Maria Matienzo Puerto
HAVANA TIMES, Feb 11 — I don’t like baseball; it just doesn’t go with me. I’m reminded of this each time a fan tries to explain to me the rules and I just can’t connect with the sport.
I always listen to their explanations to the end, even managing to understand them at the time. But there’s no way I can keep my attention on that sport over it’s nearly year round games and playoffs.
Some time ago I tried to get into the spirit, so I put up a sign on my front door supporting the hometown team: Havana’s “Industriales” (especially since they represent the city where I was born).
Nevertheless, as I was coming home from work I was concerned about the indignation my sign might generate by offending other people’s feelings.
Fortunately the wind took care of everything for me. The sign had blown away.
The “other side of the ball” (as we say here in Cuba) is the sociology of this situation. Of course baseball, like in all spheres of society, is a reflection of the chaos we experience, especially when we see violent images circulating around underground or hear tales about brawls and police repression at different stadiums.
But since chaos is everywhere, I wondered: why worry about it in the national sport?
However I changed my mind about this after reading a book of interviews granted to Adriana Zamora by several baseball players. (The book is being presented at the current Cuba International Book Fair published by the En Vivo publishers of the Cuban Radio and TV Institute.)
More than a history of individual players, I read stories in which people — lots of people — were betrayed. Previously I had a vague idea of ??how short the professional life of an athlete could be, but now I have the certainty that it’s very short and subjects the players to manipulation.
Many of Cuba’s players are simply retired, without explanation. Some of these had been in very good physical condition but were suddenly retired, a decision made in some dark office where the only concern (I imagine) was about the player defecting from the baseball squad.
I was sorry to read in the book how some of the top athletes of the game, those who in their time had attracted large sums of money into the Cuban economy (though certainly not into their own pockets), were used to maintain some vague notion of national prestige.
In the case of Alfonso Urquiola, for example, after participating in the ‘94 world championships and setting a batting record, a year later he didn’t make the Cuban team – with no explanation. This also happened to Victor Mesa and Lourdes Gourriel.
Other times, after having given their all on the field and knowing that they had excelled during the training for the shortlist of players vying to make the national team, they learned that they had simply been excluded from the rooster, and thus the chance to play abroad. In fact, those responsible knew that the decision had been made a month earlier before all the training had begun.
The names I could mention include Jorge Fuentes, Luis Giraldo Casanova, Ormari Romero, Ermidelio Urrutia, Juan Castro, Luis Ulacia, Rey Vicente Anglada, Felix Isasi, Miguel Cuevas, Rodolfo Puentes, and many others.

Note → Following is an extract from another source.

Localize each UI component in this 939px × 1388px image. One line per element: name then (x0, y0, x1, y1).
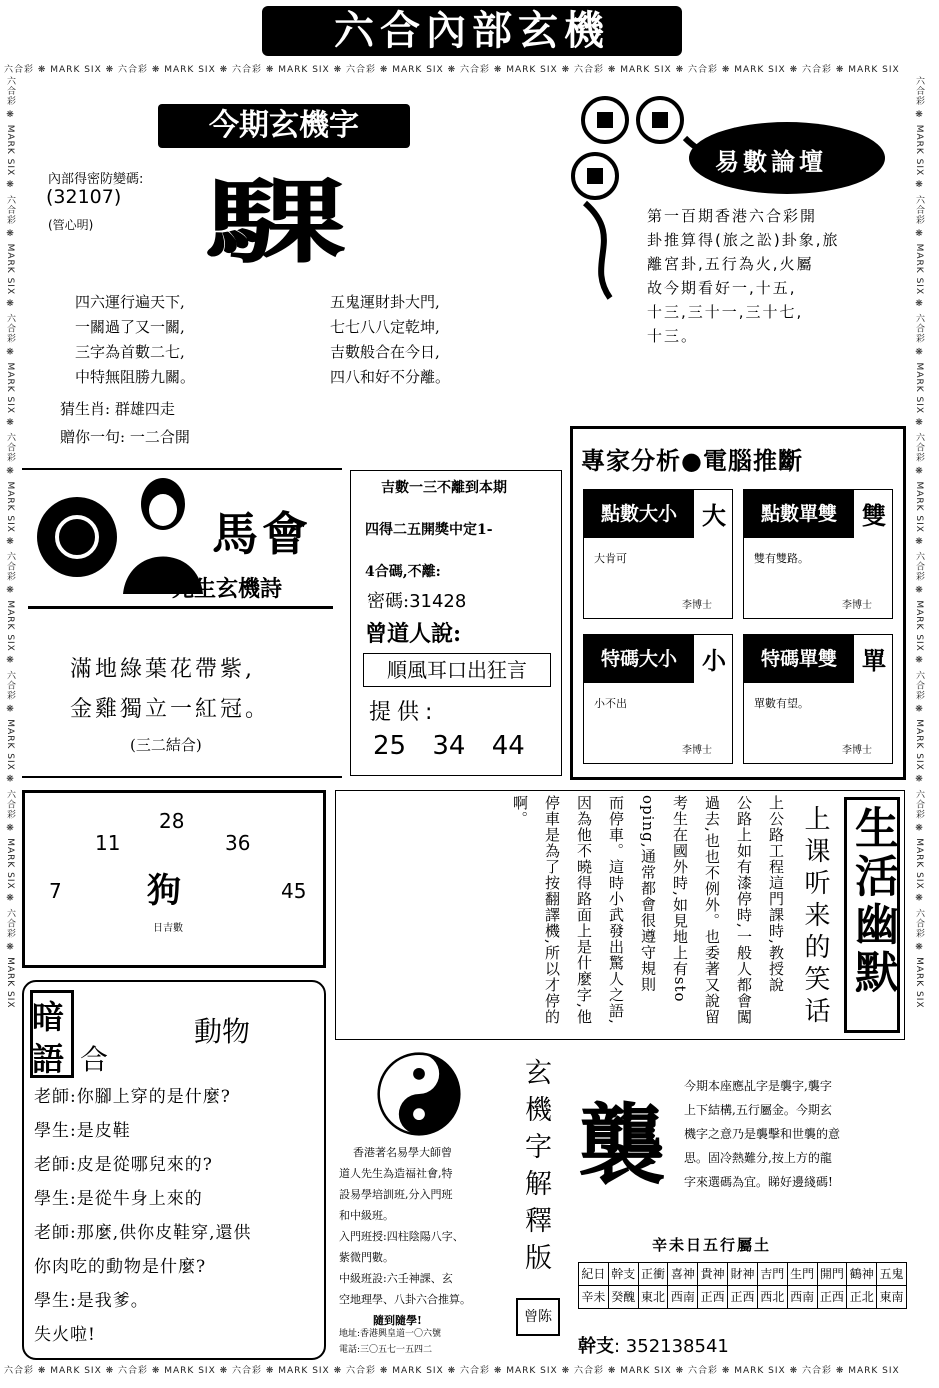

Some retired, a few served as managers of teams (including the national team) from different eras of Cuban baseball, yet they all showed a blind loyalty — more than to the government itself — to the Cuban Revolution.
All of them, with proven abilities to be accepted into the ranks of the US major leagues, experienced pangs of frustration because their feelings of guilt were always greater than their desires to make millions in the international arena.
Now they resign themselves to something officials call “attention to athletes” (or something like that). This translates into an occasional vacation at a Cuban hotel or a basket on a specific date with food or shoes, who knows?
The book will be released with title “Confesiones de Grandes” (Confessions of top players), and also includes interviews with Panamanian and Puerto Rican players. It is an across-the-grain incision with a rusty butter knife into the history of Cuba. The stories are told by the players themselves, they themselves are the protagonists.
I’m still not a fan or even interested in baseball, but as you can now see, there are stories about the betrayal of Cubans all over – the betrayal of faith, the betrayal of political naivety and trust of athletes and the population.